GR 126334; (November, 2001) (Digest)
G.R. No. 126334 November 23, 2001
EMILIO EMNACE, petitioner, vs. COURT OF APPEALS, ESTATE OF VICENTE TABANAO, SHERWIN TABANAO, VICENTE WILLIAM TABANAO, JANETTE TABANAO DEPOSOY, VICENTA MAY TABANAO VARELA, ROSELA TABANAO and VINCENT TABANAO, respondents.
FACTS
Petitioner Emilio Emnace was a partner with Vicente Tabanao and Jacinto Divinagracia in Ma. Nelma Fishing Industry. The partnership was dissolved in 1986, with an agreement to partition assets including fishing boats, vehicles, land, and bank deposits. Following Tabanao’s death in 1994, his heirs (respondents) alleged that Emnace failed to render an accounting of the partnership finances or to deliver Tabanao’s one-third share, valued at approximately P10,000,000.00, despite formal demand. The heirs filed a complaint for accounting, payment of shares, division of assets, and damages.
Emnace moved to dismiss the complaint on grounds of improper venue, lack of jurisdiction over the nature of the action, lack of capacity of the estate to sue, and failure to pay the proper docket fees. The trial court denied the motion, ruling the action was in personam and venue was proper, the docket fee could be determined after accounting, and the heirs could sue in their own right. Emnace filed a petition for certiorari with the Court of Appeals, which dismissed it, finding no grave abuse of discretion by the trial court.
ISSUE
Whether the Court of Appeals erred in upholding the trial court’s denial of the motion to dismiss based on the grounds of: (1) failure to pay proper docket fees; (2) improper venue concerning land outside the court’s territory; (3) lack of capacity of the heirs to sue; and (4) prescription of the cause of action.
RULING
The Supreme Court denied the petition, affirming the Court of Appeals. On docket fees, the Court held that where the exact amount of a claim is unascertainable without an accounting, as in this action for a share in partnership assets, the trial court may allow payment based on a reasonable estimate and later require adjustment; non-payment at filing does not immediately warrant dismissal. On venue, the primary action is in personam to enforce a partner’s personal obligation to render accounting and deliver a share; it is not a real action concerning title to land, so venue is properly at the defendant’s residence or where he may be found.
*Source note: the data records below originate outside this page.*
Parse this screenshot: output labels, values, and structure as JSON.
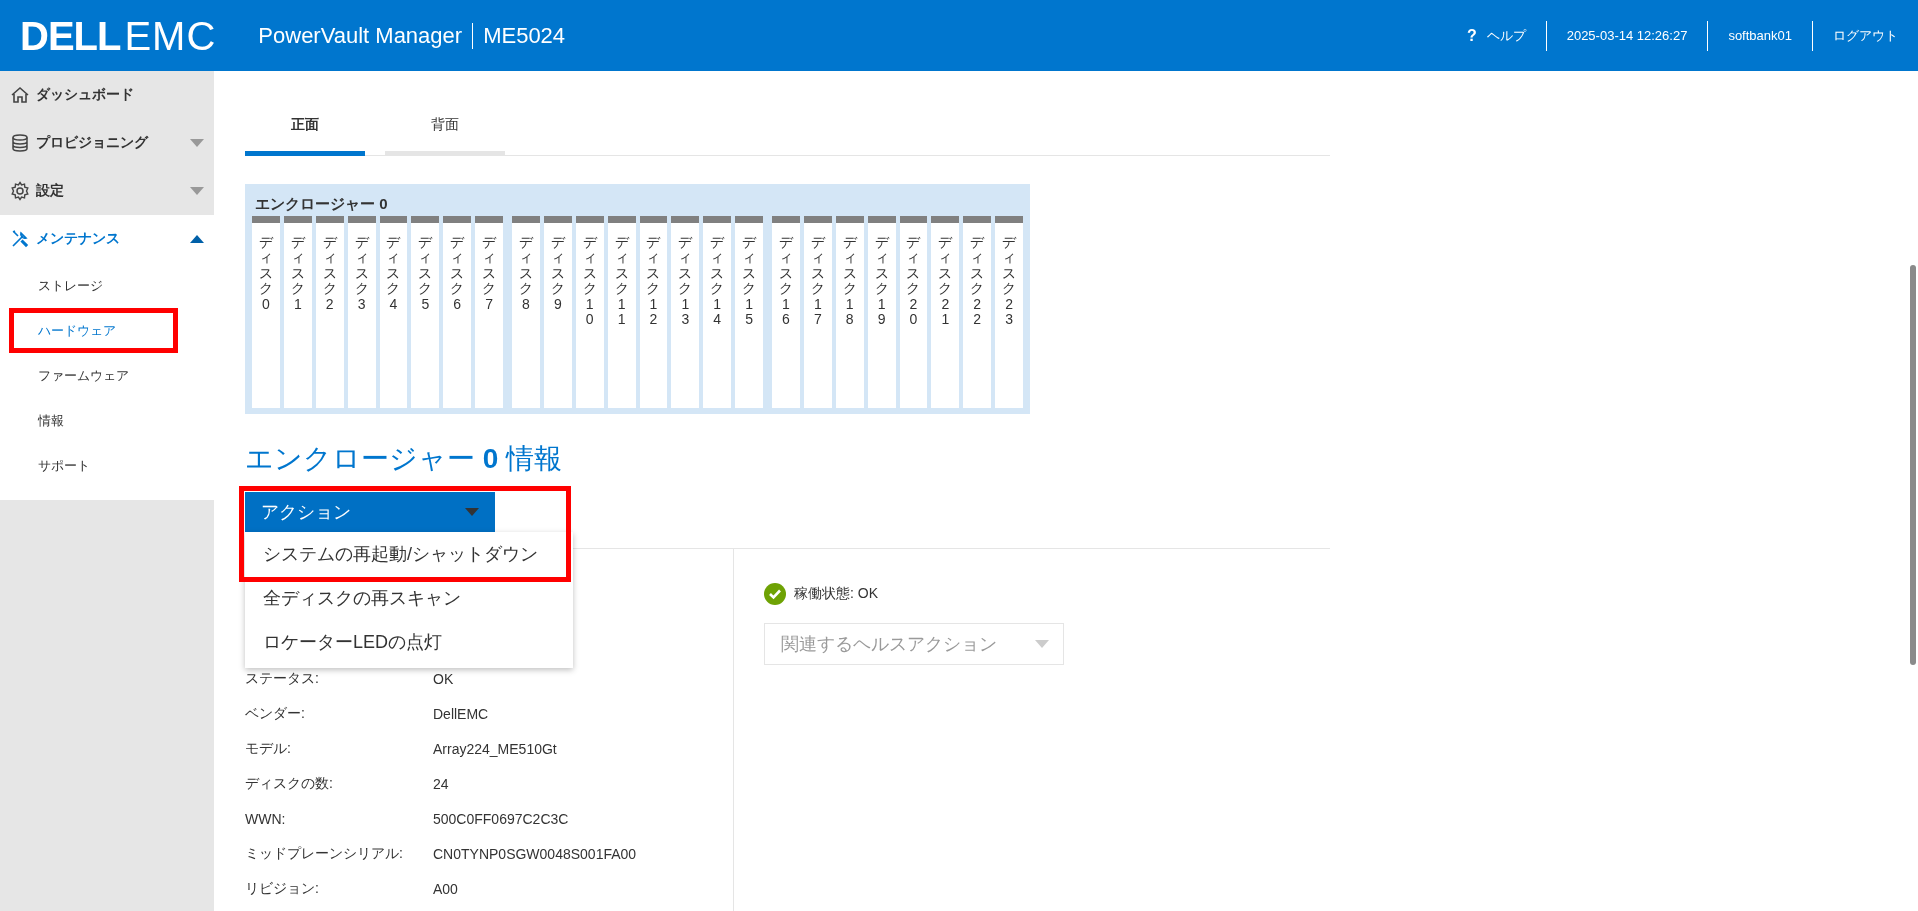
{
  "header": {
    "logo": {
      "brand": "DELL",
      "suffix": "EMC"
    },
    "product": "PowerVault Manager",
    "model": "ME5024",
    "help": {
      "icon": "?",
      "label": "ヘルプ"
    },
    "datetime": "2025-03-14 12:26:27",
    "user": "softbank01",
    "logout": "ログアウト"
  },
  "sidebar": {
    "items": [
      {
        "kind": "dashboard",
        "label": "ダッシュボード",
        "expandable": false,
        "expanded": false
      },
      {
        "kind": "provisioning",
        "label": "プロビジョニング",
        "expandable": true,
        "expanded": false
      },
      {
        "kind": "settings",
        "label": "設定",
        "expandable": true,
        "expanded": false
      },
      {
        "kind": "maintenance",
        "label": "メンテナンス",
        "expandable": true,
        "expanded": true,
        "children": [
          {
            "label": "ストレージ",
            "selected": false,
            "highlighted": false
          },
          {
            "label": "ハードウェア",
            "selected": true,
            "highlighted": true
          },
          {
            "label": "ファームウェア",
            "selected": false,
            "highlighted": false
          },
          {
            "label": "情報",
            "selected": false,
            "highlighted": false
          },
          {
            "label": "サポート",
            "selected": false,
            "highlighted": false
          }
        ]
      }
    ]
  },
  "tabs": [
    {
      "label": "正面",
      "selected": true
    },
    {
      "label": "背面",
      "selected": false
    }
  ],
  "enclosure": {
    "title": "エンクロージャー 0",
    "disks": [
      "ディスク0",
      "ディスク1",
      "ディスク2",
      "ディスク3",
      "ディスク4",
      "ディスク5",
      "ディスク6",
      "ディスク7",
      "ディスク8",
      "ディスク9",
      "ディスク10",
      "ディスク11",
      "ディスク12",
      "ディスク13",
      "ディスク14",
      "ディスク15",
      "ディスク16",
      "ディスク17",
      "ディスク18",
      "ディスク19",
      "ディスク20",
      "ディスク21",
      "ディスク22",
      "ディスク23"
    ]
  },
  "info_heading": "エンクロージャー **0** 情報",
  "actions": {
    "label": "アクション",
    "expanded": true,
    "highlighted": true,
    "menu": [
      {
        "label": "システムの再起動/シャットダウン"
      },
      {
        "label": "全ディスクの再スキャン"
      },
      {
        "label": "ロケーターLEDの点灯"
      }
    ]
  },
  "properties": [
    {
      "label": "ステータス:",
      "value": "OK"
    },
    {
      "label": "ベンダー:",
      "value": "DellEMC"
    },
    {
      "label": "モデル:",
      "value": "Array224_ME510Gt"
    },
    {
      "label": "ディスクの数:",
      "value": "24"
    },
    {
      "label": "WWN:",
      "value": "500C0FF0697C2C3C"
    },
    {
      "label": "ミッドプレーンシリアル:",
      "value": "CN0TYNP0SGW0048S001FA00"
    },
    {
      "label": "リビジョン:",
      "value": "A00"
    }
  ],
  "health": {
    "label": "稼働状態: OK",
    "ok": true
  },
  "health_action": {
    "placeholder": "関連するヘルスアクション",
    "disabled": true
  }
}
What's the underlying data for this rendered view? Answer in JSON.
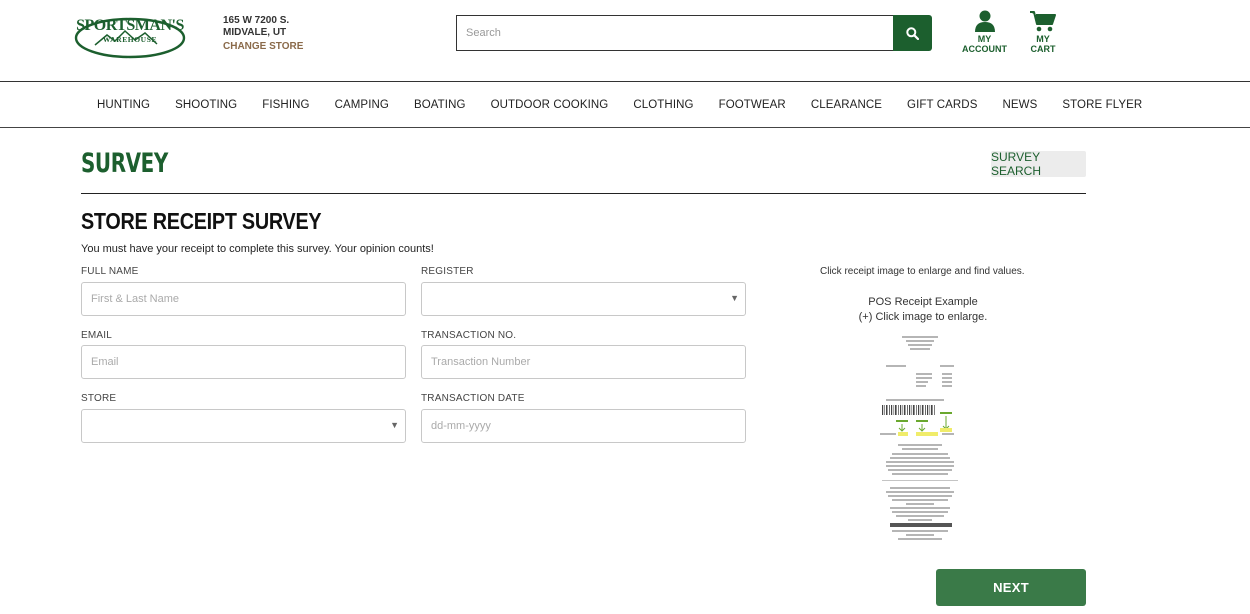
{
  "brand": {
    "name_top": "SPORTSMAN'S",
    "name_bottom": "WAREHOUSE",
    "color": "#1c5f2e"
  },
  "store": {
    "address_line1": "165 W 7200 S.",
    "address_line2": "MIDVALE, UT",
    "change_label": "CHANGE STORE"
  },
  "search": {
    "placeholder": "Search",
    "icon": "search-icon"
  },
  "account": {
    "line1": "MY",
    "line2": "ACCOUNT",
    "icon": "person-icon"
  },
  "cart": {
    "line1": "MY",
    "line2": "CART",
    "icon": "cart-icon"
  },
  "nav": {
    "items": [
      {
        "label": "HUNTING"
      },
      {
        "label": "SHOOTING"
      },
      {
        "label": "FISHING"
      },
      {
        "label": "CAMPING"
      },
      {
        "label": "BOATING"
      },
      {
        "label": "OUTDOOR COOKING"
      },
      {
        "label": "CLOTHING"
      },
      {
        "label": "FOOTWEAR"
      },
      {
        "label": "CLEARANCE"
      },
      {
        "label": "GIFT CARDS"
      },
      {
        "label": "NEWS"
      },
      {
        "label": "STORE FLYER"
      }
    ]
  },
  "page": {
    "title": "SURVEY",
    "survey_search_label": "SURVEY SEARCH"
  },
  "form": {
    "title": "STORE RECEIPT SURVEY",
    "description": "You must have your receipt to complete this survey. Your opinion counts!",
    "fields": {
      "full_name": {
        "label": "FULL NAME",
        "placeholder": "First & Last Name"
      },
      "register": {
        "label": "REGISTER",
        "value": ""
      },
      "email": {
        "label": "EMAIL",
        "placeholder": "Email"
      },
      "transaction_no": {
        "label": "TRANSACTION NO.",
        "placeholder": "Transaction Number"
      },
      "store": {
        "label": "STORE",
        "value": ""
      },
      "transaction_date": {
        "label": "TRANSACTION DATE",
        "placeholder": "dd-mm-yyyy"
      }
    },
    "next_label": "NEXT"
  },
  "receipt_help": {
    "hint": "Click receipt image to enlarge and find values.",
    "example_title": "POS Receipt Example",
    "example_subtitle": "(+) Click image to enlarge."
  },
  "colors": {
    "brand_green": "#1c5f2e",
    "button_green": "#3a7a48",
    "change_store": "#8a6a4a"
  }
}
On capacity to sue, the heirs, as successors-in-interest to Tabanao, acquired his rights to the partnership share from the moment of his death under Article 777 of the Civil Code. They can sue in their own names to enforce those rights without awaiting a formal appointment of an estate administrator. On prescription, an action for accounting of a dissolved partnership prescribes in ten years from the time the right to demand it accrues, which is upon dissolution. The action, filed within ten years of the 1986 dissolution, was not prescribed. The case was remanded for determination of the correct docket fee and trial on the merits.